Le président vénézuélien Nicolás Maduro et son épouse Cilia Flores ont été capturés samedi 3 janvier à Caracas lors d’une opération militaire menée par les forces armées américaines, avant d’être exfiltrés vers les États-Unis. Le couple présidentiel est désormais détenu à New York, où il a comparu ce lundi 5 janvier à midi, heure locale (18 heures, heure française), devant un juge fédéral. Washington les accuse notamment de « narcoterrorisme » et de « crimes contre l’humanité ».
Selon les autorités américaines, Nicolás Maduro et son épouse ont été escortés sous haute sécurité, par voie terrestre et aérienne, jusqu’au tribunal de New York. Leur comparution marque une étape majeure dans cette affaire d’une ampleur exceptionnelle. L’ancien président vénézuélien devra répondre de plusieurs chefs d’accusation, notamment liés au trafic de stupéfiants. Deux jours seulement après leur arrestation à Caracas, leur transfert éclair suscite une vive controverse sur la scène internationale.

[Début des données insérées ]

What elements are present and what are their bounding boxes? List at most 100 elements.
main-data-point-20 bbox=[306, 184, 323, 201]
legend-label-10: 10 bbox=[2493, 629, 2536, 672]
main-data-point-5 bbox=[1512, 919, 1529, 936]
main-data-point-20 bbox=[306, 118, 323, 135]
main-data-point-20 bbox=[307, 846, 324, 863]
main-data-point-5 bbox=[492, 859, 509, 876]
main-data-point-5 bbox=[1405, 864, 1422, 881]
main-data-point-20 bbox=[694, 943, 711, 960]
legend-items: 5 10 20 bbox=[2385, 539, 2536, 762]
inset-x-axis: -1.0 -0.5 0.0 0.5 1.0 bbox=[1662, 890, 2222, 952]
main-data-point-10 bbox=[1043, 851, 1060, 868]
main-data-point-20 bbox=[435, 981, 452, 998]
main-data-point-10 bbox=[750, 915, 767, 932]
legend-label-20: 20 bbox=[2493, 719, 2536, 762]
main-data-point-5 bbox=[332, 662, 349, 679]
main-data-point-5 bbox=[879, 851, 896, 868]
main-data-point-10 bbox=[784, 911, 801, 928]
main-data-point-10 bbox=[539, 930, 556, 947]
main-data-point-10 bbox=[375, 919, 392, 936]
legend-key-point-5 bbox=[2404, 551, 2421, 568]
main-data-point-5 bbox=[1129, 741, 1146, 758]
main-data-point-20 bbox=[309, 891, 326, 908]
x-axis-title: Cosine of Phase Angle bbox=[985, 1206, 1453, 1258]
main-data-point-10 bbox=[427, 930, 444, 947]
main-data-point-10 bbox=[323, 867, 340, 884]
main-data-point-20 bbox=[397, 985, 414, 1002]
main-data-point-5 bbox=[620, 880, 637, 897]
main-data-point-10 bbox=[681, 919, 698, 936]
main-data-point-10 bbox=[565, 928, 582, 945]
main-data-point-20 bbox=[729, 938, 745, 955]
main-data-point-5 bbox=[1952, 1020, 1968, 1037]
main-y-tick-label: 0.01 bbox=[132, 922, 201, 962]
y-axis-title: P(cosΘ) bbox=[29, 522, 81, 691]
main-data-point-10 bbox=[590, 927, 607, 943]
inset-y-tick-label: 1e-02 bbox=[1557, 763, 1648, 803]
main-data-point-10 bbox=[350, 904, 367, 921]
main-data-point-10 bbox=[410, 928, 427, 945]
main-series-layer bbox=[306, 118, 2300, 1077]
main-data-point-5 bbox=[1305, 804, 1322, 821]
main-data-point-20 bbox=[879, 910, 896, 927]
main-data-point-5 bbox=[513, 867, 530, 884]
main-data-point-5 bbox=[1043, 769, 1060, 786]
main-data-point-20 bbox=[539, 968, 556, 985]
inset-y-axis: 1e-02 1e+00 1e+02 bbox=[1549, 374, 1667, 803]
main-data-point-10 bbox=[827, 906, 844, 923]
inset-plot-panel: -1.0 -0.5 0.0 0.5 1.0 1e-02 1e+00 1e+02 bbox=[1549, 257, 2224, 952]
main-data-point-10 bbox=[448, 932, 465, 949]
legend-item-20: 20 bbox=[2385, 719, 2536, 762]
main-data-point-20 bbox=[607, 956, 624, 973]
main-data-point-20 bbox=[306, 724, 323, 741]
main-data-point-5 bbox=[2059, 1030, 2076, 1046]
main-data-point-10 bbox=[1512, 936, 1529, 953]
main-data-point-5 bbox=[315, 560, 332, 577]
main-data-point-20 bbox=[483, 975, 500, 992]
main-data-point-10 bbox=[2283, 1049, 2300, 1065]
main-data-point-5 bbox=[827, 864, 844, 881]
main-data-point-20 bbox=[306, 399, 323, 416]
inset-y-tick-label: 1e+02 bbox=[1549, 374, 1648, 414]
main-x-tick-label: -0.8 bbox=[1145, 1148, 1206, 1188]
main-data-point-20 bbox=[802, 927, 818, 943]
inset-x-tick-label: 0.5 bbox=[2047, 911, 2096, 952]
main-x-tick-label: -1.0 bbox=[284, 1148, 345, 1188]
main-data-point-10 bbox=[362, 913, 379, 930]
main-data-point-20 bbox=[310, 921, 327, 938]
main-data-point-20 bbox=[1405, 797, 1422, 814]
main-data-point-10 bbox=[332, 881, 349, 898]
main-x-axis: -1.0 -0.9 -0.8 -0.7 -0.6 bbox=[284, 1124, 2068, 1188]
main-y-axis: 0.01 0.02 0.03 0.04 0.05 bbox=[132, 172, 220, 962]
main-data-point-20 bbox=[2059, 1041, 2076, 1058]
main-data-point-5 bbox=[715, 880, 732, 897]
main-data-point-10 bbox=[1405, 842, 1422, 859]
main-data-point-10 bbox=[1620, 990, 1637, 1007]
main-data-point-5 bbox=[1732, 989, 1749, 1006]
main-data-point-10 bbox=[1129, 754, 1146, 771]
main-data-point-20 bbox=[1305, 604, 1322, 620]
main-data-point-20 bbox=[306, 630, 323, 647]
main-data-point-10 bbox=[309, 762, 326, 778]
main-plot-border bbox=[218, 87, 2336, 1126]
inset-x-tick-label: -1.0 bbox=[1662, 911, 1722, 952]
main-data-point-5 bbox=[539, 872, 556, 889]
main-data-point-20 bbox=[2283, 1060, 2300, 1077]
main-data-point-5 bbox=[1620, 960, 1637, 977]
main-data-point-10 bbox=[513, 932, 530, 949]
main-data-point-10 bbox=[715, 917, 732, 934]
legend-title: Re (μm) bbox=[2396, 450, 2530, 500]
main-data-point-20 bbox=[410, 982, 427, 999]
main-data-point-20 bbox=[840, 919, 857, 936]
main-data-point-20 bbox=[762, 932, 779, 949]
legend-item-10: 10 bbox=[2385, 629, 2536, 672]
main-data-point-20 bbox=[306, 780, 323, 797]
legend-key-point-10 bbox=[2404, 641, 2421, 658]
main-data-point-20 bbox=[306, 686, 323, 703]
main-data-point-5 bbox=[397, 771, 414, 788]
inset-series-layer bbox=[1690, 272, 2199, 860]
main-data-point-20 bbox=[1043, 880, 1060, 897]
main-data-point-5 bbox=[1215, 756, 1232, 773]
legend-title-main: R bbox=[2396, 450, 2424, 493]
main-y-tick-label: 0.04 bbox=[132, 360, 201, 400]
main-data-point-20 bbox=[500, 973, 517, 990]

Suite à leur comparution devant la justice américaine, Nicolás Maduru et son épouse plaident non coupable. « Je ne suis pas coupable, je suis un homme honnête, je suis toujours le président de mon pays » a déclaré le président déchu.
Réactions de quelques pays africains
En Afrique, les réactions ne se sont pas fait attendre. L’Afrique du Sud a exprimé sa ferme désapprobation, qualifiant l’intervention américaine de violation flagrante de la Charte des Nations unies. Pretoria a appelé à la convocation d’une réunion d’urgence du Conseil de sécurité afin d’examiner les conséquences politiques et juridiques de cette opération. La présidente namibienne, Netumbo Nandi-Ndaitwah, citée par Sputnik, a également condamné ce qu’elle considère comme une attaque militaire illégale contre un État souverain, dénonçant une atteinte grave au droit international.
En Afrique de l’Ouest, le Mali et le Burkina Faso ont à leur tour fait entendre leur voix. Le ministre malien des Affaires étrangères a apporté son soutien aux autorités vénézuéliennes, tout en dénonçant les frappes ayant visé des infrastructures civiles et militaires. De son côté, le chef de la diplomatie burkinabè, Karamoko Jean-Marie Traoré, a réaffirmé la solidarité de son pays avec le Venezuela, rappelant que le respect de la souveraineté nationale demeure un principe fondamental des relations internationales.
Cette mobilisation africaine souligne les profondes tensions suscitées par cette opération. L’affaire ravive d’un côté, le débat sur les interventions militaires unilatérales et place une nouvelle fois la question de la souveraineté des États au cœur des relations internationales.
De l’autre côté, les vénézuéliens farouches au système politique du président déchu semblent satisfaits de cette capture américaine, car ils sont désormais libérés du dictateur.
À noter que l’évolution de cette affaire devrait être connue dans un délai de près de trois mois. Nicolás Maduro est de nouveau attendu devant le tribunal le 17 mars prochain.